Three of my children were at the WYD in Rome in the year 2000 and were very moved to listen to the aged John Paul II and to witness his own strong faith. Now my grandson, aged 16, has gone to Spain with a party from the Oxford Oratory, led by several Oratorian priests, to attend the WYD in Madrid. My hope is that he will make lasting friends there and come to know and love his faith better. What more could a grandmother want?
Those who hoped that Pope Benedict would quietly drop the WYDs as not being part of his more low-key pontifical “style”, compared to his predecessor, have been disappointed. The Holy Father, in a recent speech, addressed such critics head-on: referring to the WYD in Sydney in 2008, he said: “Although fears were expressed beforehand that this mass influx of young people might create some problems for public order – clogging traffic, disrupting daily life, sparking violence and drug abuse – all these fears proved unfounded. The event was a celebration of joy, a joy that in the end spread even to the doubtful…”
The Pope then asked: “What really happens at a World Youth Day?… Popular analyses tend to view these days as a variant of contemporary youth culture, a sort of rock festival in an ecclesial key, with the Pope as its main attraction.
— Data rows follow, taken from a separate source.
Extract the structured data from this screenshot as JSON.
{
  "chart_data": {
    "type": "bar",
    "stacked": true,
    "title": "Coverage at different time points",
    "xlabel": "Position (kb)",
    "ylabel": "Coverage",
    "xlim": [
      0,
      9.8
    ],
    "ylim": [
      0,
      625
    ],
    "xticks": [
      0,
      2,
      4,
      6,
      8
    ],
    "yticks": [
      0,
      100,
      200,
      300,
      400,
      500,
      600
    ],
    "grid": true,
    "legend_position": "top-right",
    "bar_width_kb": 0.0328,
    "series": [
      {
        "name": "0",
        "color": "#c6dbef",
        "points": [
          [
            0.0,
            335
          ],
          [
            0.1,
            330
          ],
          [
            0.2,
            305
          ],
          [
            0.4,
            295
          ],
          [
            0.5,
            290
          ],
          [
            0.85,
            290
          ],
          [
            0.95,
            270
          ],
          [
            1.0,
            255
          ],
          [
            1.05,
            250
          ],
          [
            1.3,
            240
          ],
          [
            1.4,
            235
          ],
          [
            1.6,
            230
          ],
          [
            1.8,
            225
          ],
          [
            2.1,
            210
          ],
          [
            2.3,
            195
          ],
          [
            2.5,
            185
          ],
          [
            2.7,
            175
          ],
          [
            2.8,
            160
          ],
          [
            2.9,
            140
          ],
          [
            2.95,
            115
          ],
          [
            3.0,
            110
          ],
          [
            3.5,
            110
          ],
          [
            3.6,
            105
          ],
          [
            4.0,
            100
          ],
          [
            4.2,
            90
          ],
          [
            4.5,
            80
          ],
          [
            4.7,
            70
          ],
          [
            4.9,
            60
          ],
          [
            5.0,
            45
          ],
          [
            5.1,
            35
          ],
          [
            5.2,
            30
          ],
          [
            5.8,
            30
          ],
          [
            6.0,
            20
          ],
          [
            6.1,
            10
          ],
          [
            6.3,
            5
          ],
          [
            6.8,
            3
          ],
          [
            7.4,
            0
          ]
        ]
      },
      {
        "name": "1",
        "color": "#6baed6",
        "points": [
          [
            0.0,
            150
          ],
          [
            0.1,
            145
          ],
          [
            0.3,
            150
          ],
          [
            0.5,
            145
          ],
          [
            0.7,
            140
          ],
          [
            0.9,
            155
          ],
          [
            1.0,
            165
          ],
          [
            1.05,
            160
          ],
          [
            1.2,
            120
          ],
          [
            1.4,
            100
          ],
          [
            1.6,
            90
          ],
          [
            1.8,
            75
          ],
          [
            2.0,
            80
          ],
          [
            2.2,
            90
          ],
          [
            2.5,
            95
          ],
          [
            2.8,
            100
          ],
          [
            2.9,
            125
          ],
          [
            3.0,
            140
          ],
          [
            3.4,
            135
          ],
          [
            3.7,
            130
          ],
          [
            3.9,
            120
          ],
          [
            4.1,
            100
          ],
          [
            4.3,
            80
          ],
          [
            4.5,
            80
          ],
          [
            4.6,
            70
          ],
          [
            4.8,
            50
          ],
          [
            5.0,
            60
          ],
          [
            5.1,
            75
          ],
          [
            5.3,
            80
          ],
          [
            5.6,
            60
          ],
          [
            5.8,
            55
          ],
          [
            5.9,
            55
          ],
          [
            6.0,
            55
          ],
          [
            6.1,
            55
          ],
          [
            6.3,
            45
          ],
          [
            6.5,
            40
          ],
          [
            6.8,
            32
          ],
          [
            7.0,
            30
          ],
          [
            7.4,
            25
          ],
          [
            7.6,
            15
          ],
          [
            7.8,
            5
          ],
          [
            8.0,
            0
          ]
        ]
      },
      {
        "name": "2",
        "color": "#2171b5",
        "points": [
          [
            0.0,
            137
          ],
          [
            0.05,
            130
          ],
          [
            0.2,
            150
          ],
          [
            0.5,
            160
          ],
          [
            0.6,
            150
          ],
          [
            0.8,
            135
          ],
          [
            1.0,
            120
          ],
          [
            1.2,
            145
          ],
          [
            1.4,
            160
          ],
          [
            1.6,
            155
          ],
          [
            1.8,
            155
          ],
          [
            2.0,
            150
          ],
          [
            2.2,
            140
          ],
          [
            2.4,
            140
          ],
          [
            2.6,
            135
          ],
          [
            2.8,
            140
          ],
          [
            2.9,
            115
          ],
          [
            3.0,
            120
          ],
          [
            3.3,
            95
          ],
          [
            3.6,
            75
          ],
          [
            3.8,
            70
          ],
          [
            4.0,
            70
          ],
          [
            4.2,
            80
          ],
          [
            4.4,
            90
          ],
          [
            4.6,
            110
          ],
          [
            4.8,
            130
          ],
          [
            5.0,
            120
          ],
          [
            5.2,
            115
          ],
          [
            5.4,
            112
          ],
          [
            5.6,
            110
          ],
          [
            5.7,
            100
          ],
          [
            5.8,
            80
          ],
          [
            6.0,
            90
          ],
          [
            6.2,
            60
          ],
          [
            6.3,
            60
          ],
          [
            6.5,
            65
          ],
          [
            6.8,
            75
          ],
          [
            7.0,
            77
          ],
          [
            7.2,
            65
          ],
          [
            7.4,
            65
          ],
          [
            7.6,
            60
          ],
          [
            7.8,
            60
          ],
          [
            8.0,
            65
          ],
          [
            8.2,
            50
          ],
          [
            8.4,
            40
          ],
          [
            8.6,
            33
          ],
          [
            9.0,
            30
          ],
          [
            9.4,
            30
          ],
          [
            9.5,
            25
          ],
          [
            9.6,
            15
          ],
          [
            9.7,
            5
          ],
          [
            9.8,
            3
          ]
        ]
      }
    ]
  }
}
Such analyses presume that, with or without faith, these festivals would be basically the same… Even some Catholics would seem to agree, seeing the whole event as a huge spectacle… [which] would really change nothing, nor have any deeper effect on life”.
The Holy Father then spoke of the spiritual preparation that preceded this event; the WYD Cross, carried by relays of young people “which becomes an interior encounter with the One who died for us on the Cross”; his own position, not as the star attraction, but as “a Vicar [who] points beyond himself to the Other who is in our midst”. Finally, he emphasised the “solemn liturgy [which] is the centre of the whole event: “Christ is present. He comes into our midst. The heavens are rent and the earth filled with light.” The “joy” of experiencing a WYD “cannot be compared to the ecstasy of a rock festival,” he said. The Pope concluded with pointing out that at WYDs “friendships are formed which encourage a different way of life and which give it deep support”.
The Holy Father’s words are spot on. Let’s cease the jeremiads then, and trying to ferret out anecdotes of youthful debauchery, and pray to Our Lady – as the Pope requests – “to bring the expected fruits to this meeting”.